Economic Calendar

Sunday, November 16, 2008

Pakistan Agrees to $7.6 Billion IMF Loan Program

Share this history on :

By Khalid Qayum

Nov. 15 (Bloomberg) -- Pakistan reached an agreement in principle with the International Monetary Fund on a $7.6 billion loan package aimed at preventing the nation from defaulting on foreign debt and restoring investor confidence.

The loan ``will be used for the balance of payments and to build our foreign reserves,'' Shaukat Tarin, the de facto finance minister, said today at a televised news conference in Karachi.

Pakistan, a center in the war on terrorism, has been forced to seek IMF assistance after its foreign-exchange reserves shrank 75 percent in the past year to $3.5 billion last week, the equivalent of one month's imports, and a group of donor nations declined to provide funds. Hungary, Iceland and Ukraine also have negotiated IMF packages in recent weeks as the global economic crisis has radiated beyond the financial sector.

``The IMF loan will help in stabilizing the economy only if the government shows the political will to implement the Fund's program,'' said Samiullah Tariq, head of research at InvestCapital & Securities Ltd. in Karachi. Pakistan's civilian governments from 1988 to 1999 did not complete seven separate IMF loan programs because of ``tough'' IMF conditions, he said.

``The IMF didn't give us any conditions different from our economic stabilization program,'' Tarin said. ``The IMF counseled us to increase the key interest rate to curb inflation,'' he said.

No Net Borrowing

The State Bank of Pakistan, the nation's central bank, increased its benchmark interest rate by 2 percentage points, the most in more than a decade, to 15 percent on Nov. 12, citing inflation that reached 25 percent in October, a 30-year high.

The government of President Asif Ali Zardari aims to reduce the budget deficit to 4.3 percent of gross domestic product in the fiscal year that ends June 30, 2009, from 7.4 percent last year. It also has pledged there will be no net borrowing by the central bank in the fiscal year.

The IMF regards Pakistan's targets as ``realistic and achievable provided we show discipline and determination,'' Tarin said.

The Fund's board will vote on the loan program ``shortly,'' Managing Director Dominique Strauss-Kahn said today in an e- mailed statement in Washington.

The IMF funds would be available over 23 months and have an interest rate of 3.5 percent to 4.5 percent, Tarin said. They will have to be repaid by 2016.

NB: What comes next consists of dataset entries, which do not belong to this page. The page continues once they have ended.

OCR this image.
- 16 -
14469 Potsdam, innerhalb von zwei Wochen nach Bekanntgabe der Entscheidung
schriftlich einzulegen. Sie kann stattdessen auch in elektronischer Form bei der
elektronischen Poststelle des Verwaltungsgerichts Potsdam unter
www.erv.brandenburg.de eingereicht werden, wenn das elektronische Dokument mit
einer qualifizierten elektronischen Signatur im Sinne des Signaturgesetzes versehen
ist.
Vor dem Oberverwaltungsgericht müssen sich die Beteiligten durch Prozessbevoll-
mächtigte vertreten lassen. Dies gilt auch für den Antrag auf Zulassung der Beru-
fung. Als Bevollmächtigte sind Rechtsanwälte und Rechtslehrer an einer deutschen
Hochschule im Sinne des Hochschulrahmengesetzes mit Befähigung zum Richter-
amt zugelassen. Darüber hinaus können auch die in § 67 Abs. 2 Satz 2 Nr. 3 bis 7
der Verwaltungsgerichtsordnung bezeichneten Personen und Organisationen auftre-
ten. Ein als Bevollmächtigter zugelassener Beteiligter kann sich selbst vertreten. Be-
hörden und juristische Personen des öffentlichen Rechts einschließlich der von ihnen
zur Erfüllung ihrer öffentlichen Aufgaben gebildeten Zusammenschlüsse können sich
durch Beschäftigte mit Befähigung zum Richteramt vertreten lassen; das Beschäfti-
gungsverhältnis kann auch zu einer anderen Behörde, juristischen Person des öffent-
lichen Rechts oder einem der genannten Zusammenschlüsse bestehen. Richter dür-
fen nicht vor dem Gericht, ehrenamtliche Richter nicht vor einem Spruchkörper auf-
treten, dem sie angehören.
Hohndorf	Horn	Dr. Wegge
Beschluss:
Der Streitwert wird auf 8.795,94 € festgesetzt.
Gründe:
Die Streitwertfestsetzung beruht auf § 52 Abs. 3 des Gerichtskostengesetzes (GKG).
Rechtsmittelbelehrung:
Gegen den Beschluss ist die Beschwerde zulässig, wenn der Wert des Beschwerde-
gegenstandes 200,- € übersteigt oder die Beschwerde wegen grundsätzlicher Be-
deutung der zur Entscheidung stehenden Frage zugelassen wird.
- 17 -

Pakistan last completed an IMF loan program in 2004 during the military government of former President Pervez Musharraf.

Balance of Payments

Pakistan's economic crisis mounted after Zardari's Pakistan Peoples Party-led government, which came to power in March, was paralyzed for almost six months by political wrangling. The rupee in October plunged to an all-time low and the balance of payments deficit in the first three months of the fiscal year started July 1 widened to $3.95 billion, from $2.27 billion a year earlier. The deficit reached a record $14 billion last year.

Standard & Poor's yesterday cut Pakistan's debt rating to CCC from CCC+, the lowest level in 10 years, citing the risk of a default on external debt payments of $3 billion due in the next 12 months.

Pakistan's economy has ``deteriorated significantly'' and growth may slow to a six-year low, the IMF said in an Oct. 20 report. Growth is likely to weaken to 3.5 percent in the current fiscal year from 5.8 percent last year, the IMF said. The government forecasts the economy will expand 5.5 percent in the fiscal year.

`Give Confidence'

Pakistan expects to get the ``maximum'' amount of funds upfront from the IMF to meet $3.5 billion to $4.5 billion of needs this fiscal year, Tarin said. The country may receive the first installment this month, he said.

The IMF loan ``will give confidence to investors, and it will help us in seeking more aid from friendly countries and other lenders'' such as the World Bank and Asian Development Bank, Tarin said.

Pakistan will seek financial support from the `Friends of Pakistan' group, which is due to meet on Nov. 17 in the United Arab Emirates. The group, which was established last month to help Pakistan stabilize its economy, includes the U.S., U.K., China and Saudi Arabia.

``The `Friends of Pakistan' group wanted us to get an IMF endorsement for our economic program,'' Tarin said.